Questioning a Decade of Integration
The review targets the effectiveness of ground combat units, a full ten years after restrictions on women in combat were lifted. It also seeks internal studies on female integration, hinting at a deeper scrutiny of past policy shifts.
Defense Secretary Pete Hegseth, an Army National Guard veteran, has been vocal on this issue, stating in a September address at Marine Base Quantico that women must meet the "highest male standard." His words signal a push for unyielding, uniform benchmarks in roles demanding physical prowess.
Hegseth, previously critical of women in combat during his time as a Fox News host, adjusted his tone at his confirmation hearing, affirming that equal standards should apply to all. Yet, his podcast comment from November 2024, "It hasn’t made us more effective," still echoes a skepticism worth wrestling with.
Standards Over Ideology in Focus
Pentagon press secretary Kingsley Wilson emphasized in an email that this study prioritizes maintaining elite, sex-neutral standards for combat positions. Wilson’s point that "the weight of a rucksack doesn’t care if you’re a man or a woman" cuts through any fluff about fairness and lands on raw practicality.
Hegseth himself doubled down in his Quantico speech, insisting, "Any place where tried and true physical standards were altered, especially since 2015, must be returned to their original standard." This isn’t about exclusion but about restoring a bar that ensures battlefield survival, no matter who’s carrying the load.

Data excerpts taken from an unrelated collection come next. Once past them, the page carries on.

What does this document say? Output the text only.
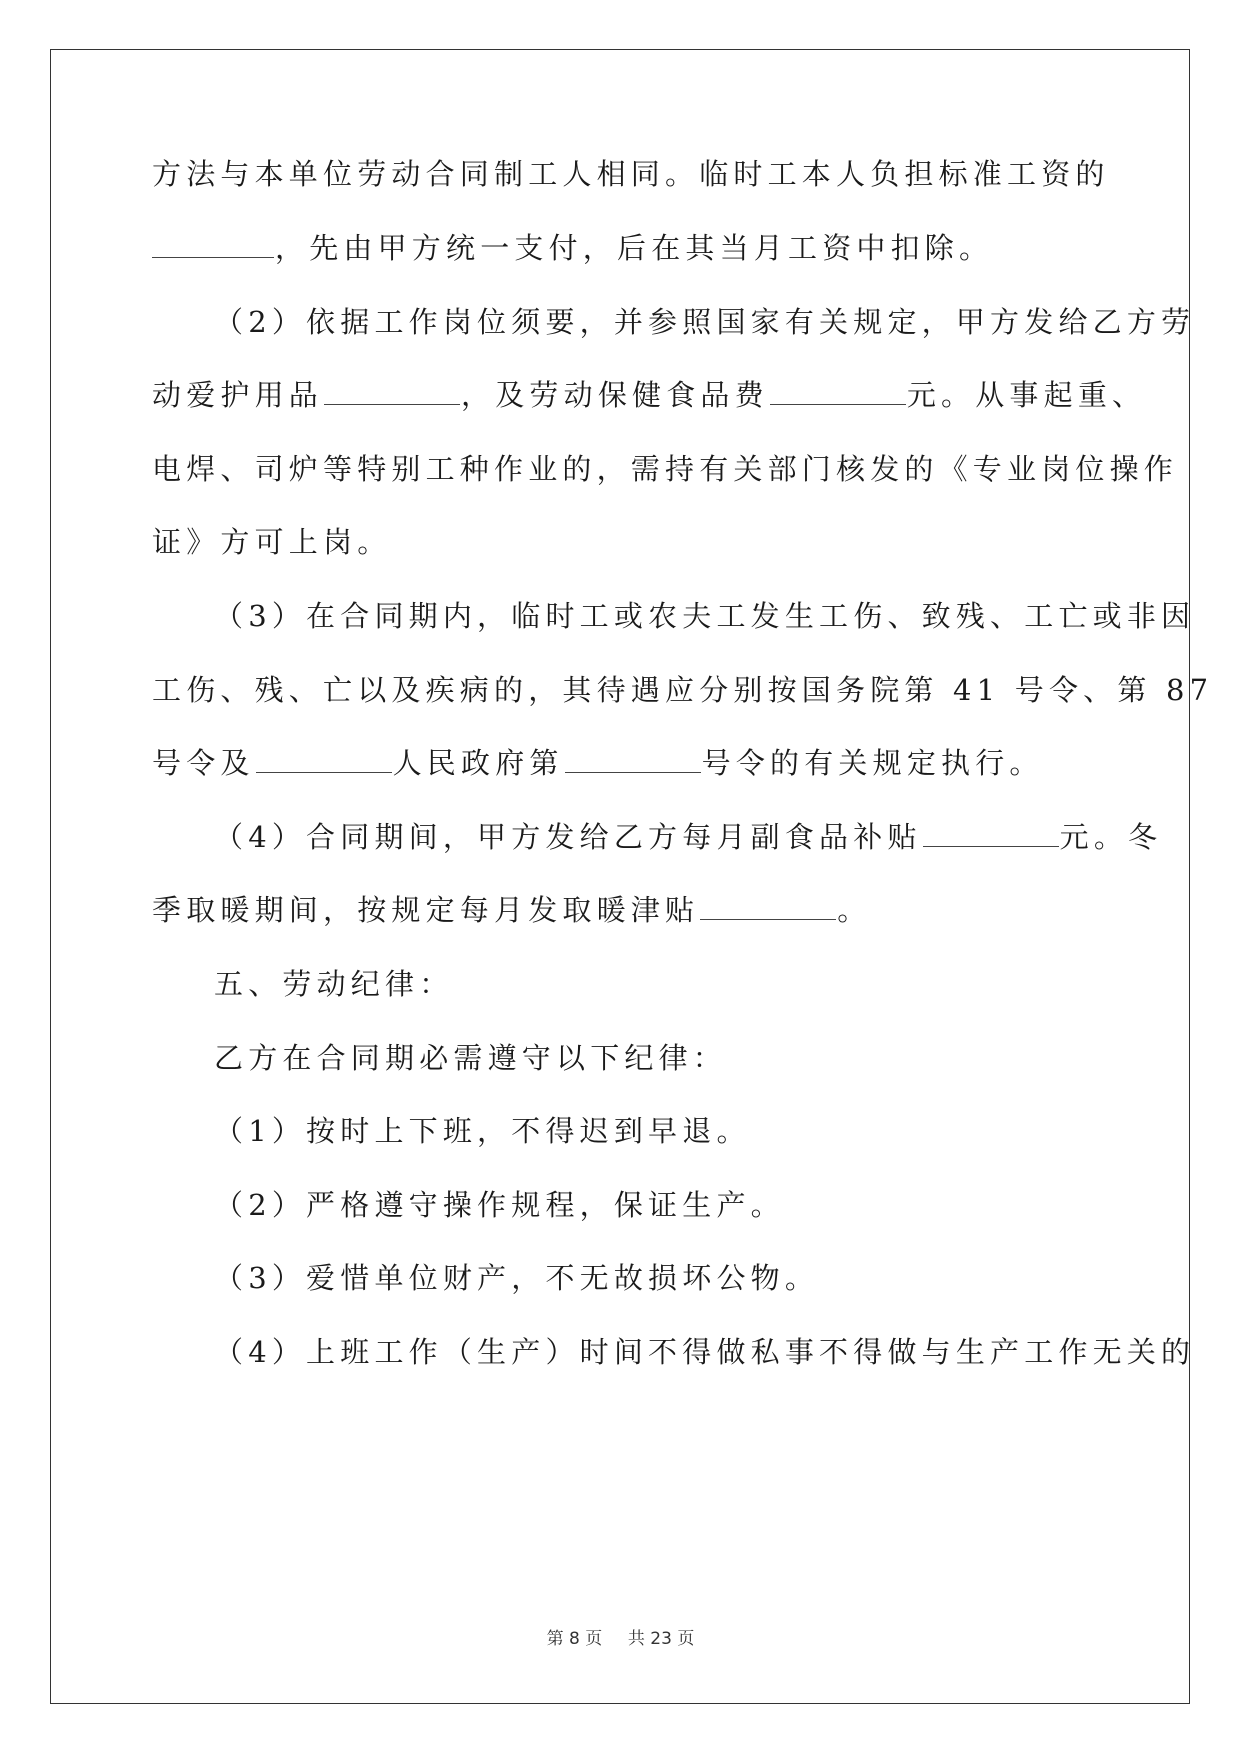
方法与本单位劳动合同制工人相同。临时工本人负担标准工资的
，先由甲方统一支付，后在其当月工资中扣除。
（2）依据工作岗位须要，并参照国家有关规定，甲方发给乙方劳
动爱护用品	，及劳动保健食品费	元。从事起重、
电焊、司炉等特别工种作业的，需持有关部门核发的《专业岗位操作
证》方可上岗。
（3）在合同期内，临时工或农夫工发生工伤、致残、工亡或非因
工伤、残、亡以及疾病的，其待遇应分别按国务院第 41 号令、第 87
号令及	人民政府第	号令的有关规定执行。
（4）合同期间，甲方发给乙方每月副食品补贴	元。冬
季取暖期间，按规定每月发取暖津贴	。
五、劳动纪律：
乙方在合同期必需遵守以下纪律：
（1）按时上下班，不得迟到早退。
（2）严格遵守操作规程，保证生产。
（3）爱惜单位财产，不无故损坏公物。
（4）上班工作（生产）时间不得做私事不得做与生产工作无关的
第 8 页 共 23 页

Critics like Ellen Haring, a retired Army colonel and West Point graduate, see this as a veiled attempt to push women out, claiming, "He’s against women in combat and he’s going to get them out." Her words deserve a nod, but they sidestep the core issue of whether adjusted standards have truly served the mission or just checked a box.

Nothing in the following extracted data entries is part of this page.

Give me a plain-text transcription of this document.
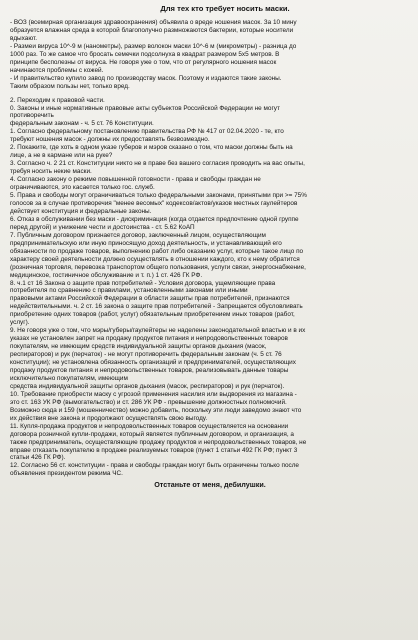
Для тех кто требует носить маски.
- ВОЗ (всемирная организация здравоохранения) объявила о вреде ношения масок. За 10 мину
образуется влажная среда в которой благополучно размножаются бактерии, которые носители
вдыхают.
- Размеи вируса 10^-9 м (нанометры), размер волокон маски 10^-6 м (микрометры) - разница до
1000 раз. То же самое что бросать семечки подсолнуха в квадрат размером 5х5 метров. В
принципе бесполезны от вируса. Не говоря уже о том, что от регулярного ношения масок
начинаются проблемы с кожей.
- И правительство купило завод по производству масок. Поэтому и издаются такие законы.
Таким образом пользы нет, только вред.
2. Переходим к правовой части.
0. Законы и иные нормативные правовые акты субъектов Российской Федерации не могут
противоречить
федеральным законам - ч. 5 ст. 76 Конституции.
1. Согласно федеральному постановлению правительства РФ № 417 от 02.04.2020 - те, кто
требуют ношения масок - должны их предоставлять безвозмездно.
2. Покажите, где хоть в одном указе губеров и мэров сказано о том, что маски должны быть на
лице, а не в кармане или на руке?
3. Согласно ч. 2 21 ст. Конституции никто не в праве без вашего согласия проводить на вас опыты,
требуя носить некие маски.
4. Согласно закону о режиме повышенной готовности - права и свободы граждан не
ограничиваются, это касается только гос. служб.
5. Права и свободы могут ограничиваться только федеральными законами, принятыми при >= 75%
голосов за в случае противоречия "менее весомых" кодексов/актов/указов местных гаулейтеров
действует конституция и федеральные законы.
6. Отказ в обслуживании без маски - дискриминация (когда отдается предпочтение одной группе
перед другой) и унижение чести и достоинства - ст. 5.62 КоАП
7. Публичным договором признается договор, заключенный лицом, осуществляющим
предпринимательскую или иную приносящую доход деятельность, и устанавливающий его
обязанности по продаже товаров, выполнению работ либо оказанию услуг, которые такое лицо по
характеру своей деятельности должно осуществлять в отношении каждого, кто к нему обратится
(розничная торговля, перевозка транспортом общего пользования, услуги связи, энергоснабжение,
медицинское, гостиничное обслуживание и т. п.) 1 ст. 426 ГК РФ.
8. ч.1 ст 16 Закона о защите прав потребителей - Условия договора, ущемляющие права
потребителя по сравнению с правилами, установленными законами или иными
правовыми актами Российской Федерации в области защиты прав потребителей, признаются
недействительными. ч. 2 ст. 16 закона о защите прав потребителей - Запрещается обусловливать
приобретение одних товаров (работ, услуг) обязательным приобретением иных товаров (работ,
услуг).
9. Не говоря уже о том, что мэры/губеры/гаулейтеры не наделены законодательной властью и в их
указах не установлен запрет на продажу продуктов питания и непродовольственных товаров
покупателям, не имеющим средств индивидуальной защиты органов дыхания (масок,
респираторов) и рук (перчаток) - не могут противоречить федеральным законам (ч. 5 ст. 76
конституции); не установлена обязанность организаций и предпринимателей, осуществляющих
продажу продуктов питания и непродовольственных товаров, реализовывать данные товары
исключительно покупателям, имеющим
средства индивидуальной защиты органов дыхания (масок, респираторов) и рук (перчаток).
10. Требование приобрести маску с угрозой применения насилия или выдворения из магазина -
это ст. 163 УК РФ (вымогательство) и ст. 286 УК РФ - превышение должностных полномочий.
Возможно сюда и 159 (мошенничество) можно добавить, поскольку эти люди заведомо знают что
их действия вне закона и продолжают осуществлять свою выгоду.
11. Купля-продажа продуктов и непродовольственных товаров осуществляется на основании
договора розничной купли-продажи, который является публичным договором, и организация, а
также предприниматель, осуществляющие продажу продуктов и непродовольственных товаров, не
вправе отказать покупателю в продаже реализуемых товаров (пункт 1 статьи 492 ГК РФ; пункт 3
статьи 426 ГК РФ).
12. Согласно 56 ст. конституции - права и свободы граждан могут быть ограничены только после
объявления президентом режима ЧС.
Отстаньте от меня, дебилушки.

Numbers Tell a Specific Story
Currently, about 3,800 women serve in Army combat units across infantry, armor, and artillery, with over 150 completing the grueling Ranger training. The Marines count roughly 700 women in similar roles, all held to identical standards as their male peers.

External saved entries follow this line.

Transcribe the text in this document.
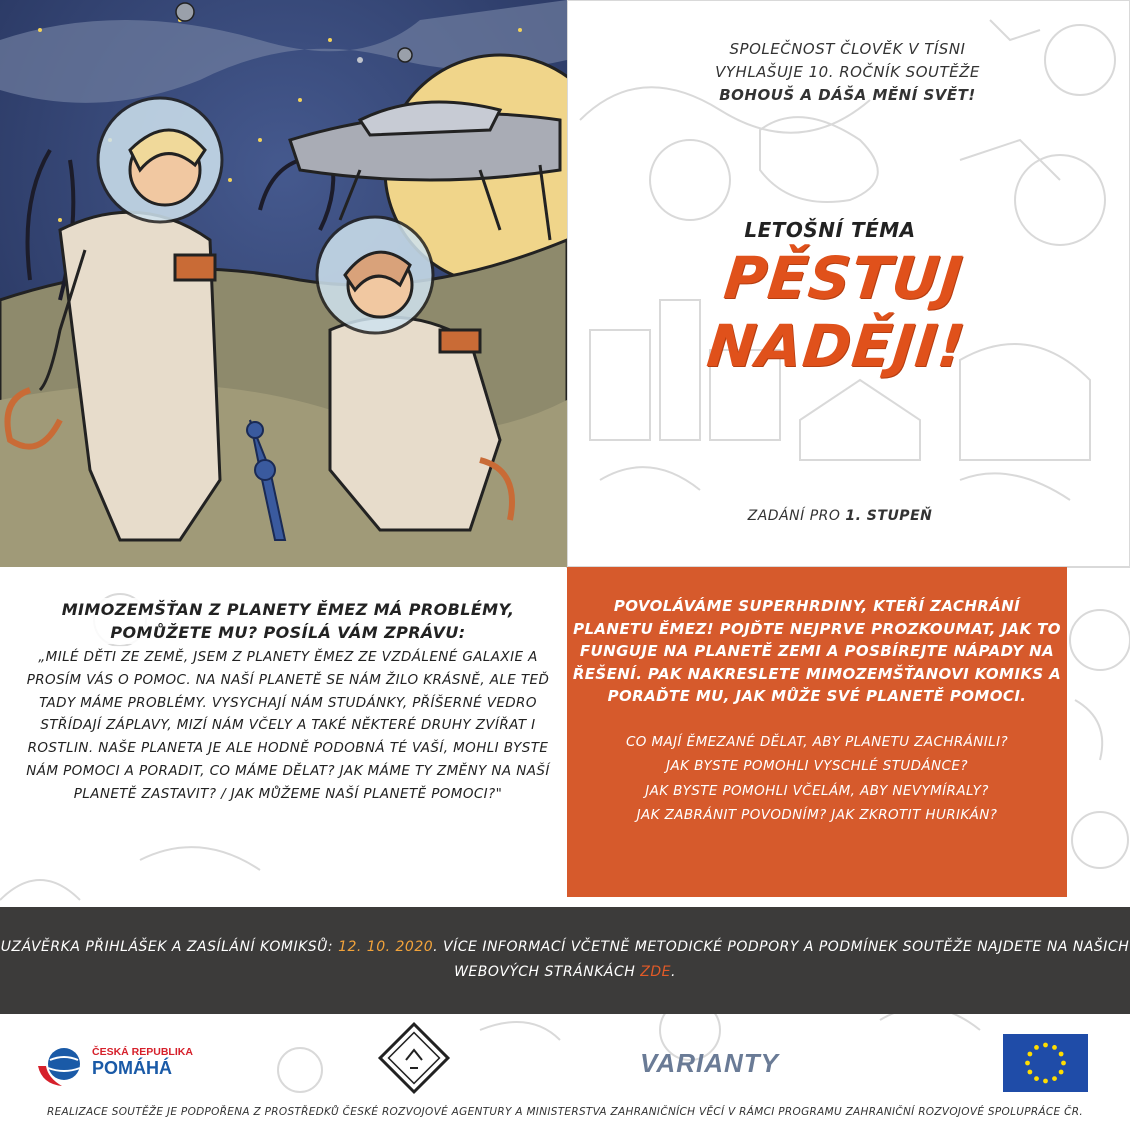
SPOLEČNOST ČLOVĚK V TÍSNI
VYHLAŠUJE 10. ROČNÍK SOUTĚŽE
BOHOUŠ A DÁŠA MĚNÍ SVĚT!
LETOŠNÍ TÉMA
PĚSTUJ NADĚJI!
ZADÁNÍ PRO 1. STUPEŇ
MIMOZEMŠŤAN Z PLANETY ĚMEZ MÁ PROBLÉMY, POMŮŽETE MU? POSÍLÁ VÁM ZPRÁVU:
„MILÉ DĚTI ZE ZEMĚ, JSEM Z PLANETY ĚMEZ ZE VZDÁLENÉ GALAXIE A PROSÍM VÁS O POMOC. NA NAŠÍ PLANETĚ SE NÁM ŽILO KRÁSNĚ, ALE TEĎ TADY MÁME PROBLÉMY. VYSYCHAJÍ NÁM STUDÁNKY, PŘÍŠERNÉ VEDRO STŘÍDAJÍ ZÁPLAVY, MIZÍ NÁM VČELY A TAKÉ NĚKTERÉ DRUHY ZVÍŘAT I ROSTLIN. NAŠE PLANETA JE ALE HODNĚ PODOBNÁ TÉ VAŠÍ, MOHLI BYSTE NÁM POMOCI A PORADIT, CO MÁME DĚLAT? JAK MÁME TY ZMĚNY NA NAŠÍ PLANETĚ ZASTAVIT? / JAK MŮŽEME NAŠÍ PLANETĚ POMOCI?"
POVOLÁVÁME SUPERHRDINY, KTEŘÍ ZACHRÁNÍ PLANETU ĚMEZ! POJĎTE NEJPRVE PROZKOUMAT, JAK TO FUNGUJE NA PLANETĚ ZEMI A POSBÍREJTE NÁPADY NA ŘEŠENÍ. PAK NAKRESLETE MIMOZEMŠŤANOVI KOMIKS A PORAĎTE MU, JAK MŮŽE SVÉ PLANETĚ POMOCI.
CO MAJÍ ĚMEZANÉ DĚLAT, ABY PLANETU ZACHRÁNILI?
JAK BYSTE POMOHLI VYSCHLÉ STUDÁNCE?
JAK BYSTE POMOHLI VČELÁM, ABY NEVYMÍRALY?
JAK ZABRÁNIT POVODNÍM? JAK ZKROTIT HURIKÁN?
UZÁVĚRKA PŘIHLÁŠEK A ZASÍLÁNÍ KOMIKSŮ: 12. 10. 2020. VÍCE INFORMACÍ VČETNĚ METODICKÉ PODPORY A PODMÍNEK SOUTĚŽE NAJDETE NA NAŠICH WEBOVÝCH STRÁNKÁCH ZDE.
ČESKÁ REPUBLIKA
POMÁHÁ	VARIANTY
REALIZACE SOUTĚŽE JE PODPOŘENA Z PROSTŘEDKŮ ČESKÉ ROZVOJOVÉ AGENTURY A MINISTERSTVA ZAHRANIČNÍCH VĚCÍ V RÁMCI PROGRAMU ZAHRANIČNÍ ROZVOJOVÉ SPOLUPRÁCE ČR.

A smaller but notable group, around ten women, have passed Green Beret training, proving exceptional capability in elite circles. These figures show grit, yet the question lingers if sheer numbers translate to unit cohesion under fire.
Khris Fuhr, another West Point alum who worked on gender integration, cited an Army study from 2018 to 2023 showing women often matched or outscored men in combat roles. Her dismissal of the review as "a solution for a problem that doesn’t exist" sounds sharp, but it glosses over persistent concerns about physical disparities in extreme conditions.
Historical Pushback and Future Implications
Back in 2015, then-Defense Secretary Ash Carter opened all combat roles to women, arguing it made no sense to bar half the population from serving. His stance, while idealistic, met resistance, especially from the Marine Corps, whose leadership privately questioned the impact on lethality.
A Marine exercise that year in the Mojave Desert found gender-integrated units slower and more injury-prone than all-male teams, fueling doubts about readiness. Carter countered that the study ignored individual high performers, a fair point, but one that doesn’t fully quiet worries about broader unit dynamics.
General Joe Dunford, then Joint Chiefs Chairman, notably skipped Carter’s press conference, issuing a statement focused on implementation rather than endorsement. This history suggests the current review isn’t just a whim but a revisit of unresolved tensions between policy goals and combat realities.